Las Bases y puntos de partida para la organización política de la República Argentina, son (fueron) la explicitación del mito de una república, aquella que sobre la barbarie y a fuerza de matar gauchaje e indiada, propuso civilización; la república del “gobernar es poblar” (con europeos civilizados sobre los cuerpos y territorios de los cabeza).
El box linda la biblioteca. En los ecos de todo lo que pasó y es pasado y decadencia, Sarmiento es Alberdi. Y La Piñata una mujer que combatió con varones y fue, como en todo mito fundacional –es decir, patriarcal, es decir “patrio”- violada.
Síntesis argumental
En un viejo gimnasio de box, lindero a una breve y arcaica biblioteca, Maria Amelia "La Piñata", ex boxeadora, prepara junto a su maltrecho marido una fiesta de cumpleaños. Los invitados, como el box, como el trauma, como la vida mítica de un país, no pueden no ser pasado.
El pasado es este gato doméstico
La dinámica de la añoranza es la de un gato doméstico: encerrarlo, hambrearlo, provocarlo, lo convierte en una fiera.
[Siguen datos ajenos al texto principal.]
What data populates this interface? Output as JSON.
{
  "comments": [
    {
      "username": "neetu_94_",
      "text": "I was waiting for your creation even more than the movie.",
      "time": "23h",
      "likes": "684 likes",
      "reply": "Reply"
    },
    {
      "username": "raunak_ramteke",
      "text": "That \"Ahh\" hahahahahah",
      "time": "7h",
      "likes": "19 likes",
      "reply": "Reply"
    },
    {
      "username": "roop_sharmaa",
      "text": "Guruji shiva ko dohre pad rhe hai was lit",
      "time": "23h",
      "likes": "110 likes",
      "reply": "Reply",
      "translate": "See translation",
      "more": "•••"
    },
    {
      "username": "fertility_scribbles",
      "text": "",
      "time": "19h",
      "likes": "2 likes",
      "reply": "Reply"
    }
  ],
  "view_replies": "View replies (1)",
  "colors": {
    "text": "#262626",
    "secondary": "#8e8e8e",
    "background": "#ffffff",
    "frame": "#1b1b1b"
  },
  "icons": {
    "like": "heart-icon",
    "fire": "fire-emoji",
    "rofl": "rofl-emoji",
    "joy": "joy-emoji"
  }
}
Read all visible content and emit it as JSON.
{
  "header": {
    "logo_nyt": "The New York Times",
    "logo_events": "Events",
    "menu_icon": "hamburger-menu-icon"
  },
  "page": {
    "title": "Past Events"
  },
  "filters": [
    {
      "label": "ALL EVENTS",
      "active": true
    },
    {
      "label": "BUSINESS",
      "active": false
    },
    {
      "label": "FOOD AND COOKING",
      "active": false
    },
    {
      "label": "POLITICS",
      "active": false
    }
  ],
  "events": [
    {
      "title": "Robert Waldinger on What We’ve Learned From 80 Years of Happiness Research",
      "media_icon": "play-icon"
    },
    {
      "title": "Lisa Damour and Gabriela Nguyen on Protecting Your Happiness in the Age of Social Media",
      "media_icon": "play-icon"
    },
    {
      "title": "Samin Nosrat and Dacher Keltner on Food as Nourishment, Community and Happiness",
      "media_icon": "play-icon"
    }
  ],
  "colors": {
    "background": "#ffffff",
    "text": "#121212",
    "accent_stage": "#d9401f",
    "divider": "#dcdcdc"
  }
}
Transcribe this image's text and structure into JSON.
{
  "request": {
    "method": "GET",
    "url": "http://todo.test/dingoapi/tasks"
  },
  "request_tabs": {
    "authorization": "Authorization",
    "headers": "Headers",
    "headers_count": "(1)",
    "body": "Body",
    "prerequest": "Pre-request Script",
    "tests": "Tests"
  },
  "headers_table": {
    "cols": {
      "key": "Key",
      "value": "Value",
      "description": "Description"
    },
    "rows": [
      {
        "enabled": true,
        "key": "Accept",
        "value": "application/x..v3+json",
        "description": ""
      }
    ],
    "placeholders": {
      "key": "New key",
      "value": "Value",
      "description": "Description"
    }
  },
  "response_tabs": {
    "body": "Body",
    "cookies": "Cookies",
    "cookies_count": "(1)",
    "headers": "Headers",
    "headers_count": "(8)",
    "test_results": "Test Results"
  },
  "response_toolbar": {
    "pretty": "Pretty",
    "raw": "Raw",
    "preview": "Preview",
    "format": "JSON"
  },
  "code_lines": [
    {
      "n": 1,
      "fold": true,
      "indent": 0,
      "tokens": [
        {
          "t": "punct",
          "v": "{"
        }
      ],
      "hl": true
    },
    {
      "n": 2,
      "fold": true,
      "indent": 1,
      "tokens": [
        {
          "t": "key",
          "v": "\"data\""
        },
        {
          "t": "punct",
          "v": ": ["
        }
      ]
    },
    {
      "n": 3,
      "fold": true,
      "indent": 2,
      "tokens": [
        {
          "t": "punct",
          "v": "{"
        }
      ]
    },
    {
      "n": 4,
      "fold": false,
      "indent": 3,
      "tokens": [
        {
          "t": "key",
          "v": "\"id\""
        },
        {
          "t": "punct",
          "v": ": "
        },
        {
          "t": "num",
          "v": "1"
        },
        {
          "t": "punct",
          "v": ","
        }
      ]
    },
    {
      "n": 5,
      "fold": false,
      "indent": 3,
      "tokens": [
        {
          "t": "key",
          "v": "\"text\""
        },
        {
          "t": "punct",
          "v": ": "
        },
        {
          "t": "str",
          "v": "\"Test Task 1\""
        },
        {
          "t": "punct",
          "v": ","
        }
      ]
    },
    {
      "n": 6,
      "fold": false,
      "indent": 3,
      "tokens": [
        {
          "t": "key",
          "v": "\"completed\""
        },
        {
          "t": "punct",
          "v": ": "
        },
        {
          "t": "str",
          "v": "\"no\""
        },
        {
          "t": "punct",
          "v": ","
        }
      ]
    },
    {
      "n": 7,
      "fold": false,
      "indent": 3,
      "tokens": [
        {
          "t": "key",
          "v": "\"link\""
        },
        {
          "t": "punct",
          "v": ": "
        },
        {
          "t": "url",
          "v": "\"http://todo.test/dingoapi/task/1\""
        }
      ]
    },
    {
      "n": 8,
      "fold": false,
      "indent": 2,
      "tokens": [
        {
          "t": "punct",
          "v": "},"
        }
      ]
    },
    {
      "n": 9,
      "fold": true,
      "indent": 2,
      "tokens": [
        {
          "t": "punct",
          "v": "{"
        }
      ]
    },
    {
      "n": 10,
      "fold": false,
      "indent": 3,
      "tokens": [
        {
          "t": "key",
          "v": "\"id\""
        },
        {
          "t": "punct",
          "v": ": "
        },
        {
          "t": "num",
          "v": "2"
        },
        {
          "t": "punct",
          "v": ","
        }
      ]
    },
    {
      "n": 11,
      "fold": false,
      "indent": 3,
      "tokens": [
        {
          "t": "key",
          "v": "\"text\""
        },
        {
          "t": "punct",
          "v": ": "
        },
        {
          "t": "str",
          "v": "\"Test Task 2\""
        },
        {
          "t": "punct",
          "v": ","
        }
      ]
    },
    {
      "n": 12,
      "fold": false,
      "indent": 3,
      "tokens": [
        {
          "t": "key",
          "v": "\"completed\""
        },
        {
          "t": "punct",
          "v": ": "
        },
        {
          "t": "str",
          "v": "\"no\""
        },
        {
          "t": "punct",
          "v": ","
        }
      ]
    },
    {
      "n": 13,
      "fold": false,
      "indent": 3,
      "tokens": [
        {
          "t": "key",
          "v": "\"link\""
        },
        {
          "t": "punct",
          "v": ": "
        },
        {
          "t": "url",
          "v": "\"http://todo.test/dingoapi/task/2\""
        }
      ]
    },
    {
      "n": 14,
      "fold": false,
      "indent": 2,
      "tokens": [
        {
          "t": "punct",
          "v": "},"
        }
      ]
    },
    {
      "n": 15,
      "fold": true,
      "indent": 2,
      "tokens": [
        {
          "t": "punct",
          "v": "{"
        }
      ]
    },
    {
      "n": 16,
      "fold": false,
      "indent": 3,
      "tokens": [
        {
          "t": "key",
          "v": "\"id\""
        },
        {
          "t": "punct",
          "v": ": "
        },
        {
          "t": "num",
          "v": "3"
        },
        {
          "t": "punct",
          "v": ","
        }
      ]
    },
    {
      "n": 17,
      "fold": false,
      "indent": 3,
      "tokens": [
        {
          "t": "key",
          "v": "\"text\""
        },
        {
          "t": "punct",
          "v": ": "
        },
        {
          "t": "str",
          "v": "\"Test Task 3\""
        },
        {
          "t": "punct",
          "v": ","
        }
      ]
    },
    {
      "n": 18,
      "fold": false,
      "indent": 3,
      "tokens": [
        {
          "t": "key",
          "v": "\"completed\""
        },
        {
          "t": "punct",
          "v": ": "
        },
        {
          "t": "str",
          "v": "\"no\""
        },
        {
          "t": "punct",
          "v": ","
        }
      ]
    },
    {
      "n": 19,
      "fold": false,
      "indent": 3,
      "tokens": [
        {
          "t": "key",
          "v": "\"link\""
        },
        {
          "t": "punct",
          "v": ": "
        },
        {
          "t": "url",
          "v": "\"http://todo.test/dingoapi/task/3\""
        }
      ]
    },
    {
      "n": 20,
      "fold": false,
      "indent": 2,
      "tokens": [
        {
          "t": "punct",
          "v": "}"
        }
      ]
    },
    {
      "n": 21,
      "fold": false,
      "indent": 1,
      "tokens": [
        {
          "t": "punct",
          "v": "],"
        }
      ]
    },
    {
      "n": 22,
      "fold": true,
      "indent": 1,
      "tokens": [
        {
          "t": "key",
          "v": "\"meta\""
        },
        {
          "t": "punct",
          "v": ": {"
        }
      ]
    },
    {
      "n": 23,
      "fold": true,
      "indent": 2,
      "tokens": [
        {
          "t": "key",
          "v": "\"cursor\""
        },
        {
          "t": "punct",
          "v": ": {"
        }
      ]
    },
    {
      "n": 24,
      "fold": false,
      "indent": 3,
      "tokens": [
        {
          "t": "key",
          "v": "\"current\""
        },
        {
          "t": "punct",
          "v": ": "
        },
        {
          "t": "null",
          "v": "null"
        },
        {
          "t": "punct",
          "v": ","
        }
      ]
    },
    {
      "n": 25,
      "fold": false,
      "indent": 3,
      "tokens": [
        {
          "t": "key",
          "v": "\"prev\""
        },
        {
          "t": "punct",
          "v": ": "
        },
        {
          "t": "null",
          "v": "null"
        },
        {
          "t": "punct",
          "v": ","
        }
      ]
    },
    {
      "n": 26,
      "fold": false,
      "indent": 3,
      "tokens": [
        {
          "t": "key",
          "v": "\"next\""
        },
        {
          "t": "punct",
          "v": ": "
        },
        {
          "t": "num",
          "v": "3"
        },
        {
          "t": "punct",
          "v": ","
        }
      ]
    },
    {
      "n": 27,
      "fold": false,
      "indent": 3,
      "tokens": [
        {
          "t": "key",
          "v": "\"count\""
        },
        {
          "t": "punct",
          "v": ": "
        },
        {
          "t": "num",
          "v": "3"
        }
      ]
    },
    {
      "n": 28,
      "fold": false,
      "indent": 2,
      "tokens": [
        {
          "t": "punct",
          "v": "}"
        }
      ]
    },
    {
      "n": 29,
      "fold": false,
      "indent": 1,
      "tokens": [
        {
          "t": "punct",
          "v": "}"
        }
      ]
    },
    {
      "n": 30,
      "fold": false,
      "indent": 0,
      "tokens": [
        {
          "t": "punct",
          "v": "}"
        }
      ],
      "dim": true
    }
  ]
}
Bartís sabe de rituales de violencia (como el maestro de dramaturgos Mauricio Kartun llama al teatro). Sobre el manso molde de la evocación –te acordás, hermano, de Nicolino Loche, cafetín de Buenos Aires, Luna Park y el viejo barrio, Bonavena- vuelca la energía de su teatro y hace de la derrota un festejo imposible, explosivo y final. El box es una de sus obras más breves. Consiste, casi exclusivamente, en la explosión de esa añoranza, contigua a una rara, notable y jocosa verbalización “anti-psic” del trauma: una puesta en palabras que no cura y cuyo disparo redentor jamás sucede[1].
Técnicas vigentes
La técnica de actuación que promueve Bartís desde fines de los ochenta es una técnica muscular, energética, en sus propias palabras: “una situación de carácter orgánico. Hay cuerpos, organicidad corporal, sangre, musculatura, química, energías de contacto, que se van a poner en movimiento. Lo otro, el texto, es una excusa para eso […] Son las posibilidades de múltiples combinaciones en el relato, el relato de lo que se está diciendo, el sentido, el sentido de por qué se actúa, de lo que está en juego, el contacto con el otro, la competencia casi deportiva de ver hasta dónde jugás, hasta dónde soportás el juego de la actuación” (Cancha con niebla, Ricardo Bartis, 2003)
Los actores juegan ese juego de estados mentales y corporales de riesgo sobre la malla de contención de un texto que se repite función tras función. Ese texto-excusa, por ende, no es el resultado de una improvisación actual, sino de una reedición que bien podríamos llamar dramaturgia (palabra ausente, políticamente ausente en el programa de mano). En este caso, la máquina de la dramaturga se enlentece. Viene a plagarse de la lenta decadencia de monólogos intercalados –cada personaje, prácticamente, tiene el suyo-; monólogos evocativos, añorantes.
Clásicamente teatral, el monólogo evocativo oculta la herida aún sangrante del pasado. Es, justamente, lo no dicho lo que impregna a lo que se dice de tensión. ¿Cómo fue el pasado, si lo que puedo enunciar oculta la energía que lo domina?
El pasado es ese pecado que no se puede nombrar.
El pecado que se puede nombrar
Y cuando se nombra se cura, diría el teatro terapéutico. La tensión se resuelve en la enunciación de una verdad. Y aquí, a mi juicio, gana el talento y la decisión teatral. Porque Bartís propone, fiel a sí mismo, una energía que contradice, desde la musculatura de la actuación, esta premisa del realismo.
No. La violación se narra con algarabía. “La hice mujer”, festeja el abusador, en presencia de todos. La venganza es inútil, es un arma cargada en manos de un pusilánime, es la no-reparación, porque esa patria es un intento fallido, sus papeles de colores, una fiesta de fantasmas.
Bonus Track: de qué hablamos cuando hablamos de video
Pocas obras ganan teatralidad (o al menos la mantienen) con la incorporación de proyecciones. La tentación de muchos directores por resolver desde allí no los exime de la ley perfomática del teatro que, al exponer registros audiovisuales, disuelve a los actores las aguas del playback o, en el mejor de los casos, los tiñe de colores semi bizarros e infantiles como los del karaoke.
Una de las salidas es el comentario distante e irónico. Visto en la extraordinaria Harina, de Podolsky y Tejeda (click aquí), aquí retorna de otro modo en el talento de El Box. No tanto cuando pretende poetizarse en imagen (Muhammad Ali sobre el vestido turquesa), sino cuando simplemente se deja observar, patético e inasible como el sueño de grandeza, en las paredes imposibles de la fiesta.